Athena’s flivver dropped from the skies silently, invisibly, just a sector from New Athens. She smiled to herself as she thought how ironic it was. She was originally from a city that was her namesake, and yet she was here to take something that belonged to them.
The camoed flivver could hardly be seen in broad daylight. Here, in brindle light so close to the azimuth of the three suns that served this bleak planet, the flying vehicle could only be seen if you were standing on top of it, or if you had an electronic sensor, which she did.
Still thinking about her name and the name of the town, she looked up at the weak light of the three suns: Paris, the yellow dwarf that signaled the onset of a three-year winter; Hector, the gas giant that brought four years of scorching summer; and Achilles, the one people never thought or talked about anymore, the dangerous one.
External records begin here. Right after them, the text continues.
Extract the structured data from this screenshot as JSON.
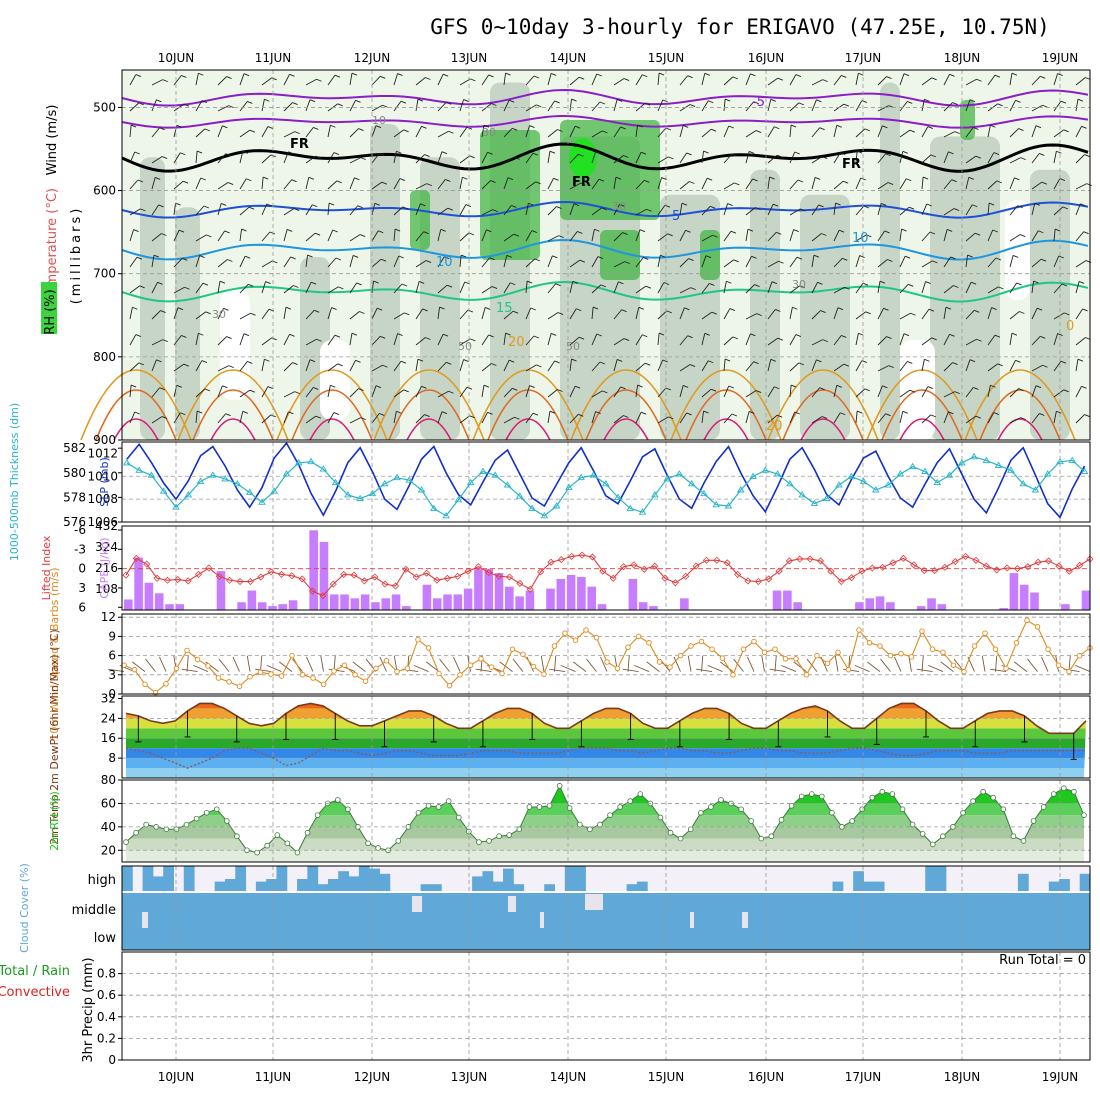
{
  "title": "GFS 0~10day 3-hourly for ERIGAVO (47.25E, 10.75N)",
  "dates": [
    "10JUN",
    "11JUN",
    "12JUN",
    "13JUN",
    "14JUN",
    "15JUN",
    "16JUN",
    "17JUN",
    "18JUN",
    "19JUN"
  ],
  "colors": {
    "frame": "#000000",
    "grid": "#9a9a9a",
    "rh_green": "#3cb43c",
    "cape": "#c77dff",
    "slp": "#1030c8",
    "thick": "#28b4c8",
    "li": "#e03c3c",
    "wind": "#e08a1e",
    "temp": "#7a3a1a",
    "rh2m": "#1ec81e",
    "cloud": "#5fa8d8",
    "precip_total": "#1a9a1a",
    "precip_conv": "#e02020"
  },
  "panels": {
    "upper": {
      "ylabel_wind": "Wind (m/s)",
      "ylabel_temp": "Temperature (°C)",
      "ylabel_rh": "RH (%)",
      "ylabel_p": "(millibars)",
      "pressure_ticks": [
        "500",
        "600",
        "700",
        "800",
        "900"
      ],
      "rh_labels": [
        "10",
        "30",
        "30",
        "30",
        "30",
        "50",
        "50"
      ],
      "temp_labels": [
        "-5",
        "5",
        "10",
        "10",
        "15",
        "20",
        "20",
        "0"
      ],
      "fr_labels": [
        "FR",
        "FR",
        "FR"
      ]
    },
    "thick": {
      "ylabel_thick": "1000-500mb Thickness (dm)",
      "ylabel_slp": "SLP (mb)",
      "left_ticks": [
        "582",
        "580",
        "578",
        "576"
      ],
      "right_ticks": [
        "1012",
        "1010",
        "1008",
        "1006"
      ]
    },
    "cape": {
      "ylabel_li": "Lifted Index",
      "ylabel_cape": "CAPE (J/kg)",
      "left_ticks": [
        "-6",
        "-3",
        "0",
        "3",
        "6"
      ],
      "right_ticks": [
        "432",
        "324",
        "216",
        "108"
      ]
    },
    "wind10": {
      "ylabel": "10m Wind Speed & Barbs (m/s)",
      "ticks": [
        "12",
        "9",
        "6",
        "3",
        "0"
      ]
    },
    "temp2m": {
      "ylabel": "2m Temp 2m DewPt (6hr Min/Max) (°C)",
      "ticks": [
        "32",
        "24",
        "16",
        "8"
      ]
    },
    "rh2m": {
      "ylabel": "2m RH (%)",
      "ticks": [
        "80",
        "60",
        "40",
        "20"
      ]
    },
    "cloud": {
      "ylabel": "Cloud Cover (%)",
      "levels": [
        "high",
        "middle",
        "low"
      ]
    },
    "precip": {
      "ylabel_total": "Total / Rain",
      "ylabel_conv": "Convective",
      "ylabel_mm": "3hr Precip (mm)",
      "ticks": [
        "0.8",
        "0.6",
        "0.4",
        "0.2",
        "0"
      ],
      "run_total": "Run Total = 0"
    }
  },
  "chart_data": [
    {
      "type": "line",
      "title": "SLP (mb)",
      "x_start": "09JUN 12Z",
      "step_hours": 3,
      "ylim": [
        1006,
        1013
      ],
      "values": [
        1011.5,
        1012.8,
        1011.2,
        1009.4,
        1008.0,
        1009.6,
        1011.8,
        1012.6,
        1010.9,
        1008.8,
        1007.3,
        1009.0,
        1011.6,
        1012.9,
        1011.0,
        1008.5,
        1006.6,
        1008.7,
        1011.2,
        1012.5,
        1010.4,
        1008.0,
        1007.1,
        1009.2,
        1011.5,
        1012.6,
        1010.3,
        1008.4,
        1007.5,
        1009.5,
        1011.4,
        1012.3,
        1010.2,
        1008.1,
        1007.4,
        1009.3,
        1011.2,
        1012.5,
        1010.5,
        1008.3,
        1007.6,
        1009.6,
        1011.7,
        1012.4,
        1010.1,
        1008.0,
        1007.2,
        1009.4,
        1011.3,
        1012.6,
        1010.3,
        1008.3,
        1006.9,
        1009.1,
        1011.5,
        1012.5,
        1010.6,
        1008.4,
        1007.5,
        1009.7,
        1011.6,
        1012.2,
        1010.0,
        1008.1,
        1007.3,
        1009.3,
        1011.2,
        1012.4,
        1010.2,
        1008.0,
        1006.8,
        1009.0,
        1011.4,
        1012.5,
        1010.1,
        1007.6,
        1006.4,
        1008.9,
        1010.9,
        1011.3,
        1009.4,
        1008.8
      ]
    },
    {
      "type": "line",
      "title": "1000-500mb Thickness (dm)",
      "ylim": [
        576,
        582.5
      ],
      "values": [
        580.8,
        580.2,
        579.8,
        578.5,
        577.2,
        578.2,
        579.3,
        579.8,
        579.5,
        579.1,
        578.4,
        577.6,
        578.5,
        579.9,
        580.8,
        580.9,
        580.3,
        579.2,
        578.2,
        577.9,
        578.3,
        579.1,
        579.6,
        579.4,
        578.6,
        577.1,
        576.5,
        577.8,
        579.2,
        580.1,
        579.8,
        579.0,
        578.1,
        577.1,
        576.5,
        577.3,
        578.8,
        579.6,
        579.8,
        579.1,
        578.0,
        577.1,
        576.8,
        578.2,
        579.5,
        579.9,
        579.1,
        578.3,
        577.4,
        577.3,
        578.6,
        579.7,
        580.2,
        579.9,
        579.1,
        578.2,
        577.5,
        577.9,
        579.0,
        579.7,
        579.3,
        578.6,
        579.0,
        579.9,
        580.5,
        580.1,
        579.2,
        579.8,
        580.8,
        581.3,
        581.0,
        580.6,
        580.2,
        579.1,
        578.6,
        579.9,
        580.9,
        581.0,
        580.1,
        578.9,
        579.8,
        580.2
      ]
    },
    {
      "type": "bar",
      "title": "CAPE (J/kg)",
      "ylim": [
        0,
        432
      ],
      "values": [
        54,
        270,
        140,
        86,
        30,
        30,
        0,
        0,
        0,
        200,
        0,
        40,
        100,
        40,
        20,
        30,
        50,
        0,
        410,
        350,
        80,
        80,
        60,
        80,
        40,
        60,
        80,
        20,
        0,
        130,
        60,
        80,
        80,
        110,
        210,
        210,
        190,
        120,
        70,
        100,
        0,
        110,
        160,
        180,
        170,
        120,
        30,
        0,
        0,
        160,
        40,
        20,
        0,
        0,
        60,
        0,
        0,
        0,
        0,
        0,
        0,
        0,
        0,
        100,
        100,
        40,
        0,
        0,
        0,
        0,
        0,
        40,
        60,
        70,
        40,
        0,
        0,
        20,
        60,
        30,
        0,
        0,
        0,
        0,
        0,
        10,
        190,
        130,
        90,
        0,
        0,
        30,
        0,
        100
      ]
    },
    {
      "type": "line",
      "title": "Lifted Index",
      "ylim": [
        6,
        -6
      ],
      "values": [
        1.0,
        -1.6,
        -0.7,
        1.5,
        1.8,
        1.7,
        1.9,
        0.9,
        -0.1,
        1.2,
        1.8,
        2.0,
        2.0,
        1.3,
        0.5,
        0.9,
        1.1,
        1.6,
        3.5,
        4.2,
        2.4,
        0.9,
        1.0,
        1.9,
        1.3,
        2.4,
        2.7,
        0.1,
        1.3,
        0.7,
        1.8,
        1.5,
        1.2,
        0.4,
        -0.3,
        0.6,
        1.2,
        1.3,
        2.3,
        3.2,
        0.5,
        -1.0,
        -1.4,
        -1.9,
        -2.1,
        -1.8,
        0.4,
        1.5,
        -0.3,
        -0.6,
        0.1,
        -0.4,
        1.5,
        2.2,
        1.2,
        -0.4,
        -1.3,
        -1.3,
        -0.9,
        0.9,
        1.9,
        2.0,
        1.6,
        0.4,
        -1.2,
        -1.5,
        -1.5,
        -1.2,
        0.4,
        2.0,
        1.4,
        0.4,
        -0.1,
        -0.2,
        -0.9,
        -1.6,
        -0.6,
        0.3,
        0.3,
        -0.2,
        -1.1,
        -1.9,
        -1.3,
        -0.4,
        0.2,
        -0.1,
        0.0,
        -0.3,
        -1.0,
        -1.2,
        -0.4,
        0.4,
        -0.5,
        -1.5
      ]
    },
    {
      "type": "line",
      "title": "10m Wind Speed (m/s)",
      "ylim": [
        0,
        12
      ],
      "values": [
        4.5,
        3.8,
        1.5,
        0.2,
        1.6,
        4.0,
        6.8,
        5.4,
        4.4,
        2.5,
        1.9,
        1.2,
        2.7,
        3.4,
        3.1,
        2.8,
        6.0,
        3.0,
        2.5,
        1.5,
        3.6,
        4.5,
        3.0,
        2.0,
        4.0,
        5.2,
        3.5,
        4.0,
        8.5,
        7.2,
        3.2,
        1.3,
        3.0,
        4.5,
        5.5,
        4.2,
        3.2,
        7.0,
        6.2,
        4.3,
        3.1,
        7.5,
        9.5,
        8.4,
        10.0,
        8.8,
        5.0,
        4.0,
        7.3,
        9.0,
        8.0,
        5.0,
        4.2,
        6.0,
        7.5,
        8.2,
        7.0,
        5.6,
        3.0,
        7.0,
        8.2,
        6.5,
        7.0,
        5.5,
        5.5,
        3.0,
        6.0,
        4.8,
        6.5,
        3.8,
        10.0,
        8.0,
        7.5,
        6.0,
        6.3,
        5.8,
        9.8,
        7.0,
        6.5,
        4.5,
        3.5,
        7.5,
        9.5,
        7.0,
        4.0,
        8.0,
        11.5,
        10.5,
        7.0,
        4.5,
        3.5,
        6.0,
        7.2
      ]
    },
    {
      "type": "area",
      "title": "2m Temp (°C)",
      "ylim": [
        0,
        33
      ],
      "values": [
        26,
        25,
        23,
        22,
        23,
        27,
        30,
        30,
        28,
        25,
        22,
        21,
        22,
        26,
        29,
        30,
        29,
        26,
        23,
        21,
        21,
        23,
        25,
        27,
        27,
        25,
        22,
        20,
        20,
        23,
        26,
        28,
        28,
        26,
        22,
        20,
        20,
        23,
        26,
        28,
        28,
        26,
        22,
        20,
        20,
        23,
        26,
        28,
        28,
        26,
        22,
        20,
        20,
        23,
        26,
        28,
        29,
        27,
        23,
        20,
        20,
        24,
        28,
        30,
        30,
        27,
        23,
        20,
        20,
        23,
        26,
        27,
        27,
        25,
        21,
        18,
        18,
        18,
        23
      ]
    },
    {
      "type": "line",
      "title": "2m DewPt (°C)",
      "ylim": [
        0,
        33
      ],
      "values": [
        12,
        11,
        10,
        8,
        6,
        4,
        6,
        8,
        11,
        12,
        12,
        10,
        8,
        5,
        6,
        9,
        12,
        11,
        11,
        10,
        9,
        10,
        11,
        11,
        10,
        9,
        9,
        9,
        10,
        11,
        11,
        11,
        10,
        10,
        10,
        10,
        11,
        12,
        12,
        12,
        11,
        11,
        10,
        11,
        12,
        12,
        11,
        11,
        10,
        10,
        11,
        12,
        12,
        11,
        11,
        10,
        10,
        10,
        11,
        12,
        12,
        11,
        10,
        9,
        9,
        10,
        11,
        11,
        11,
        10,
        10,
        10,
        11,
        11,
        11,
        11,
        11,
        11,
        11
      ]
    },
    {
      "type": "area",
      "title": "2m RH (%)",
      "ylim": [
        10,
        80
      ],
      "values": [
        27,
        35,
        42,
        40,
        38,
        38,
        42,
        47,
        52,
        55,
        45,
        32,
        20,
        18,
        24,
        33,
        26,
        18,
        35,
        50,
        60,
        63,
        55,
        40,
        26,
        22,
        20,
        28,
        40,
        52,
        58,
        57,
        62,
        48,
        36,
        27,
        28,
        32,
        33,
        38,
        57,
        57,
        58,
        75,
        56,
        42,
        38,
        42,
        50,
        57,
        62,
        68,
        60,
        48,
        35,
        30,
        38,
        52,
        57,
        63,
        60,
        55,
        45,
        30,
        32,
        46,
        58,
        66,
        68,
        66,
        52,
        40,
        45,
        55,
        65,
        70,
        68,
        55,
        42,
        34,
        25,
        32,
        40,
        52,
        62,
        70,
        65,
        55,
        32,
        28,
        45,
        57,
        68,
        73,
        70,
        50
      ]
    },
    {
      "type": "bar",
      "title": "Cloud Cover high (%)",
      "ylim": [
        0,
        100
      ],
      "values": [
        100,
        0,
        100,
        60,
        100,
        0,
        100,
        0,
        0,
        40,
        50,
        100,
        0,
        40,
        50,
        100,
        0,
        50,
        100,
        30,
        50,
        80,
        60,
        100,
        90,
        70,
        0,
        0,
        0,
        30,
        30,
        0,
        0,
        0,
        60,
        80,
        40,
        90,
        30,
        0,
        0,
        30,
        0,
        100,
        100,
        0,
        0,
        0,
        0,
        30,
        40,
        0,
        0,
        0,
        0,
        0,
        0,
        0,
        0,
        0,
        0,
        0,
        0,
        0,
        0,
        0,
        0,
        0,
        0,
        40,
        0,
        80,
        40,
        40,
        0,
        0,
        0,
        0,
        100,
        100,
        0,
        0,
        0,
        0,
        0,
        0,
        0,
        70,
        0,
        0,
        40,
        50,
        0,
        70
      ]
    },
    {
      "type": "bar",
      "title": "3hr Precip (mm)",
      "ylim": [
        0,
        1
      ],
      "values": [
        0,
        0,
        0,
        0,
        0,
        0,
        0,
        0,
        0,
        0,
        0,
        0,
        0,
        0,
        0,
        0,
        0,
        0,
        0,
        0,
        0,
        0,
        0,
        0,
        0,
        0,
        0,
        0,
        0,
        0,
        0,
        0,
        0,
        0,
        0,
        0,
        0,
        0,
        0,
        0,
        0,
        0,
        0,
        0,
        0,
        0,
        0,
        0,
        0,
        0,
        0,
        0,
        0,
        0,
        0,
        0,
        0,
        0,
        0,
        0,
        0,
        0,
        0,
        0,
        0,
        0,
        0,
        0,
        0,
        0,
        0,
        0,
        0,
        0,
        0,
        0,
        0,
        0,
        0,
        0
      ]
    }
  ]
}
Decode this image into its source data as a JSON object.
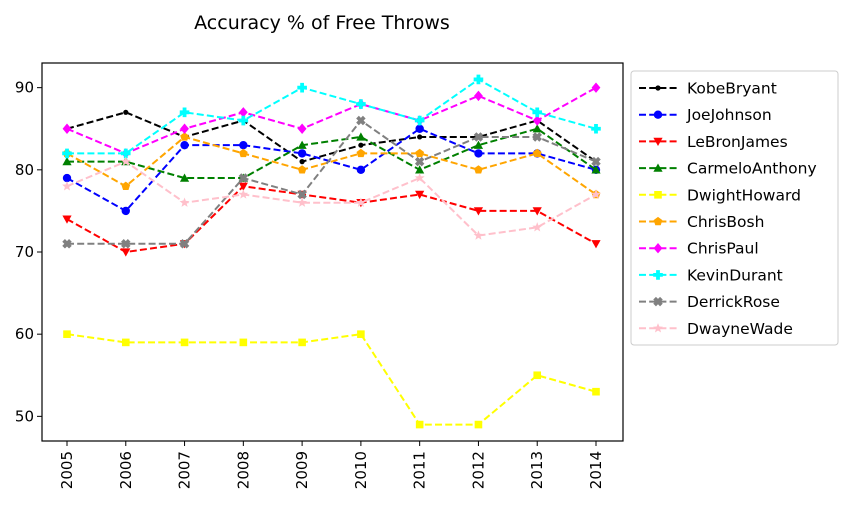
{
  "chart_data": {
    "type": "line",
    "title": "Accuracy % of Free Throws",
    "xlabel": "",
    "ylabel": "",
    "x": [
      "2005",
      "2006",
      "2007",
      "2008",
      "2009",
      "2010",
      "2011",
      "2012",
      "2013",
      "2014"
    ],
    "yticks": [
      "50",
      "60",
      "70",
      "80",
      "90"
    ],
    "ylim": [
      47,
      93
    ],
    "grid": false,
    "legend_position": "outside-right",
    "series": [
      {
        "name": "KobeBryant",
        "color": "#000000",
        "marker": "point",
        "values": [
          85,
          87,
          84,
          86,
          81,
          83,
          84,
          84,
          86,
          81
        ]
      },
      {
        "name": "JoeJohnson",
        "color": "#0000ff",
        "marker": "circle",
        "values": [
          79,
          75,
          83,
          83,
          82,
          80,
          85,
          82,
          82,
          80
        ]
      },
      {
        "name": "LeBronJames",
        "color": "#ff0000",
        "marker": "triangle-down",
        "values": [
          74,
          70,
          71,
          78,
          77,
          76,
          77,
          75,
          75,
          71
        ]
      },
      {
        "name": "CarmeloAnthony",
        "color": "#008000",
        "marker": "triangle-up",
        "values": [
          81,
          81,
          79,
          79,
          83,
          84,
          80,
          83,
          85,
          80
        ]
      },
      {
        "name": "DwightHoward",
        "color": "#ffff00",
        "marker": "square",
        "values": [
          60,
          59,
          59,
          59,
          59,
          60,
          49,
          49,
          55,
          53
        ]
      },
      {
        "name": "ChrisBosh",
        "color": "#ffa500",
        "marker": "pentagon",
        "values": [
          82,
          78,
          84,
          82,
          80,
          82,
          82,
          80,
          82,
          77
        ]
      },
      {
        "name": "ChrisPaul",
        "color": "#ff00ff",
        "marker": "diamond",
        "values": [
          85,
          82,
          85,
          87,
          85,
          88,
          86,
          89,
          86,
          90
        ]
      },
      {
        "name": "KevinDurant",
        "color": "#00ffff",
        "marker": "plus",
        "values": [
          82,
          82,
          87,
          86,
          90,
          88,
          86,
          91,
          87,
          85
        ]
      },
      {
        "name": "DerrickRose",
        "color": "#808080",
        "marker": "x",
        "values": [
          71,
          71,
          71,
          79,
          77,
          86,
          81,
          84,
          84,
          81
        ]
      },
      {
        "name": "DwayneWade",
        "color": "#ffc0cb",
        "marker": "star",
        "values": [
          78,
          81,
          76,
          77,
          76,
          76,
          79,
          72,
          73,
          77
        ]
      }
    ]
  }
}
Even now, she saw its pale blue outline on the horizon. Achilles: the death bringer, the tower toppler, the wave crasher. Every child on the planet learned to pray that Achilles would be held away one more season. And for close to a hundred years their prayers had been answered. What they didn’t know—and Athena did—was that scientists had been the ones to answer their prayers. And the cost of answering their prayers had been a thermonuclear detonation.
It was still a couple of hours before the Ascension and the beginning of the Brindle festivities. Athena forgot about astronomy and focused on her job. She pressed a button on her Doppler suit and disappeared from view.